Я прячу улыбку, когда в дверном проеме за спиной мамы возникает голова моей одиннадцатилетней сестренки. Она впивается зубами в дольку очищенного от кожуры грейпфрута. Перл — моя миниатюрная копия: те же черные волосы до плеч и физиономия эльфенка, но глаза у нее папины, светло-карие, и выражение у них куда более покладистое. Правда, когда ее взгляд встречается с моим, в них загораются озорные огоньки.
— Мама, помоги! Я рассыпала коричневый сахар.
— Не ушиблась?
Мама устремляется к Перл.
— Переломов нет!
Наверху появляется папа:
— Все в порядке?
Ступеньки скрипят под папиными ногами, когда он начинает спускаться по лестнице, одетый в толстовку с эмблемой любимых «Кливленд индианс». Под мышкой у него «Уорлд джорнал» — газета на китайском языке, посвященная буквально всему на свете — от глобальной политики до десятилетнего китайско-американского чемпиона мира по шахматам и поступившего в Йель вундеркинда, издавна отравляющего мое существование.
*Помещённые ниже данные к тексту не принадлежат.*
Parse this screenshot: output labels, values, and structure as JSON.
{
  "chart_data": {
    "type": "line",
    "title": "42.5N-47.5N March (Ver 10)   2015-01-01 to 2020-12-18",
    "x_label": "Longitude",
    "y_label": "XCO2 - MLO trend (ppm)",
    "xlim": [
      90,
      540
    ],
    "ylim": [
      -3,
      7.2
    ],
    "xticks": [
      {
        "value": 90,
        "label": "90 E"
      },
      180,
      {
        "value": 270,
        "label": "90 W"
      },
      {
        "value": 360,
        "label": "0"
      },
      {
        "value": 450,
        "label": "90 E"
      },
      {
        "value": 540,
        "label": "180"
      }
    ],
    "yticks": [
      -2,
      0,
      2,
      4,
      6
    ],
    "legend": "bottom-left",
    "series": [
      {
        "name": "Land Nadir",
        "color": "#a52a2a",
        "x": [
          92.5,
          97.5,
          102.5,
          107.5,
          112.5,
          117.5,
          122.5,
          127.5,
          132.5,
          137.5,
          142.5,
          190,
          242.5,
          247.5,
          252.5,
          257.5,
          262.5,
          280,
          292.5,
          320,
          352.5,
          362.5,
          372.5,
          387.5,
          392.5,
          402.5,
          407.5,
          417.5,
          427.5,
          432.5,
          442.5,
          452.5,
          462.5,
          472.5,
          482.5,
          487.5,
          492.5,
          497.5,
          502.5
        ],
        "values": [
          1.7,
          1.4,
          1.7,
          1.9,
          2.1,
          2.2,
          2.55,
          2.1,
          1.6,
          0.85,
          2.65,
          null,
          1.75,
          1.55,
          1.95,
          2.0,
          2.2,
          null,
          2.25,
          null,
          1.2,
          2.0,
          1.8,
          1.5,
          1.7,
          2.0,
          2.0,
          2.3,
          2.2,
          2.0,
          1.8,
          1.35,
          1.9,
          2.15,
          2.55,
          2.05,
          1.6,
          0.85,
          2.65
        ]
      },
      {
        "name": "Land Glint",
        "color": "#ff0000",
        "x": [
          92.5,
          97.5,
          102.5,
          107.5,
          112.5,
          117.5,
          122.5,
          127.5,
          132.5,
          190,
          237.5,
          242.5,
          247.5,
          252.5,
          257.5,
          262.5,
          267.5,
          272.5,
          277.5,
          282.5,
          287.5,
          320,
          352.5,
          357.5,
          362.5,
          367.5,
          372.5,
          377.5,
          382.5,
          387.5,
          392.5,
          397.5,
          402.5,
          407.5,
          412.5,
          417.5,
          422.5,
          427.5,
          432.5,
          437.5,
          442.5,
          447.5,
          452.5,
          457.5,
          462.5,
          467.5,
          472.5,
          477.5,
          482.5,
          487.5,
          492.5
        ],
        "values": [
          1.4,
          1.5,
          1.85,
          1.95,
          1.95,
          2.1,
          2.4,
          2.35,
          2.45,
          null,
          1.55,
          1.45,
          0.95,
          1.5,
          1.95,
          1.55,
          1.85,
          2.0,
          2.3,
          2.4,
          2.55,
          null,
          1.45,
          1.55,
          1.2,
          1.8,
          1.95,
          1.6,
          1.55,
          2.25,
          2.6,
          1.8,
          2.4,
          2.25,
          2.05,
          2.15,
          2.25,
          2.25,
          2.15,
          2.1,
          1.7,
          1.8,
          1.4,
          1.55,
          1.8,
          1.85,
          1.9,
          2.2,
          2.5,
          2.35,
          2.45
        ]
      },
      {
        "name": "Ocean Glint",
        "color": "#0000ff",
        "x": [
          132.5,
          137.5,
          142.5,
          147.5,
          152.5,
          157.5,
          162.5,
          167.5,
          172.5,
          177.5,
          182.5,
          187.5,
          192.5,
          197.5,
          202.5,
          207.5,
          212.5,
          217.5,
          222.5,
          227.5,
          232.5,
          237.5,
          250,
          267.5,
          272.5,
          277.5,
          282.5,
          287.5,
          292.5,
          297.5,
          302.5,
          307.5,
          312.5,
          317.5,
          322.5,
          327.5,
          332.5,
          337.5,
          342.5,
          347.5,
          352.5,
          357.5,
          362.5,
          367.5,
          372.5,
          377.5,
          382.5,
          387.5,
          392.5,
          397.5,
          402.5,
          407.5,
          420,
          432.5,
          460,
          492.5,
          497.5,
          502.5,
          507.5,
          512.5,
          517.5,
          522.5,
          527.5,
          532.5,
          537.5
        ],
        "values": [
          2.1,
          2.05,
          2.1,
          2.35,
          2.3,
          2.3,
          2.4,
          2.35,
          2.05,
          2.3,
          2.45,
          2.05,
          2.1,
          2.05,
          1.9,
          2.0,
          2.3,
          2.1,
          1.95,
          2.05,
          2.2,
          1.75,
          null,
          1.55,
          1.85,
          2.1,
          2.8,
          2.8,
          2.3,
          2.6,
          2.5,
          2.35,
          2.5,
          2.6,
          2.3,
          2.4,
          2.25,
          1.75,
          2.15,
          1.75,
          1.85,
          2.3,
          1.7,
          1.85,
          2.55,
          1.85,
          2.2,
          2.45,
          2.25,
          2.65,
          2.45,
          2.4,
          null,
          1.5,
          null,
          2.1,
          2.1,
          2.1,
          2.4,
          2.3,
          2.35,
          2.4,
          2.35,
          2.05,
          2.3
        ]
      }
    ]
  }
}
— Возьми швабру, пожалуйста, — просит меня мама.
— Нет, я уже взяла, — сообщает Перл. — Смотри, сахар в основном просыпался на салфетку. Он чистый.
Ни крупицы не пропало. Вот уже пять лет мы с сестрой прикрываем друг друга, и Перл в совершенстве овладела этой наукой. Я одними губами говорю ей спасибо и протискиваюсь мимо папы, прижимая руку к животу, по-прежнему пряча конверт.
— Извините, мне пора бежать.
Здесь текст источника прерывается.